Ce choix tactique est lourd de sens. En se constituant elle-même en accusée, l'avocate a contraint l'État à entrer dans un prétoire et à y défendre la légalité de ses propres actes. Onze audiences plus tard, le ministère public n'a toujours pas présenté ses réquisitions. Le report au 7 septembre 2026 — révélé par Jeune Afrique — illustre l'inconfort d'une accusation qui peine à construire un argumentaire juridiquement solide face à une défense expérimentée.

Au-delà du cas Redhac, c'est l'ensemble de la société civile camerounaise qui observe ce procès avec anxiété. Si une organisation aussi établie, aussi visible, aussi connectée internationalement que le Redhac peut être fermée par décret administratif sans procédure judiciaire préalable, quelle organisation peut se considérer à l'abri ? C'est la question que posent, en privé, de nombreux acteurs du secteur associatif camerounais interrogés dans le cadre de l'enquête de Jeune Afrique.
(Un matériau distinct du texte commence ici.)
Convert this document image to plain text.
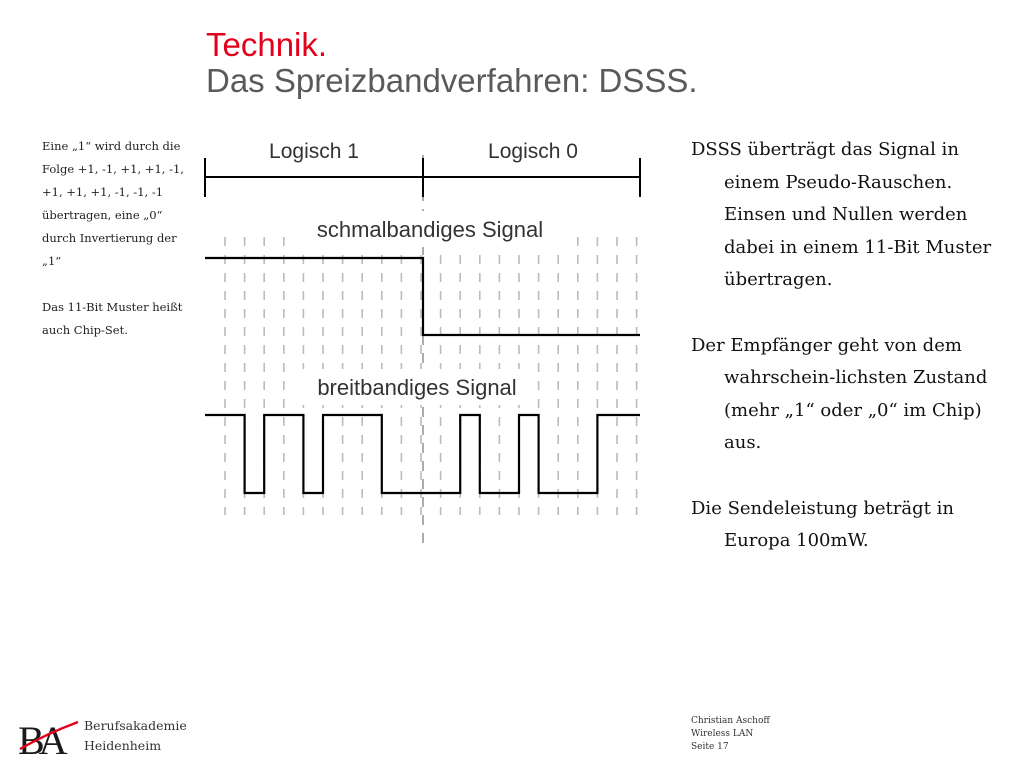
Technik.
Das Spreizbandverfahren: DSSS.

Eine „1“ wird durch die Folge +1, -1, +1, +1, -1, +1, +1, +1, -1, -1, -1 übertragen, eine „0“ durch Invertierung der „1“

Das 11-Bit Muster heißt auch Chip-Set.

Logisch 1	Logisch 0
schmalbandiges Signal
breitbandiges Signal

DSSS überträgt das Signal in einem Pseudo-Rauschen. Einsen und Nullen werden dabei in einem 11-Bit Muster übertragen.

Der Empfänger geht von dem wahrschein-lichsten Zustand (mehr „1“ oder „0“ im Chip) aus.

Die Sendeleistung beträgt in Europa 100mW.

BA	Berufsakademie
Heidenheim
Christian Aschoff
Wireless LAN
Seite 17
L'affaire envoie un signal clair aux bailleurs internationaux également. Financer la société civile camerounaise, c'est désormais s'exposer à voir ses partenaires locaux accusés de « financement illicite ». Plusieurs diplomates en poste à Yaoundé suivent le dossier de près, conscients que le verdict — quel qu'il soit — créera un précédent.

La prochaine audience, fixée au 7 septembre 2026 pour les réquisitions du parquet, sera décisive. Soit le ministère public durcit le ton et s'engage dans une voie de condamnation aux risques diplomatiques élevés. Soit il choisit le retrait ou la relaxe, au prix d'un aveu implicite de la fragilité juridique du dossier. Dans les deux cas, comme le souligne Jeune Afrique, Yaoundé aura du mal à sortir indemne de cette affaire.

Le Redhac, lui, continue d'exister. Ses responsables n'ont pas renoncé. Et Alice Nkom, octogénaire infatigable, continue de plaider — devant les juges comme devant l'opinion publique internationale.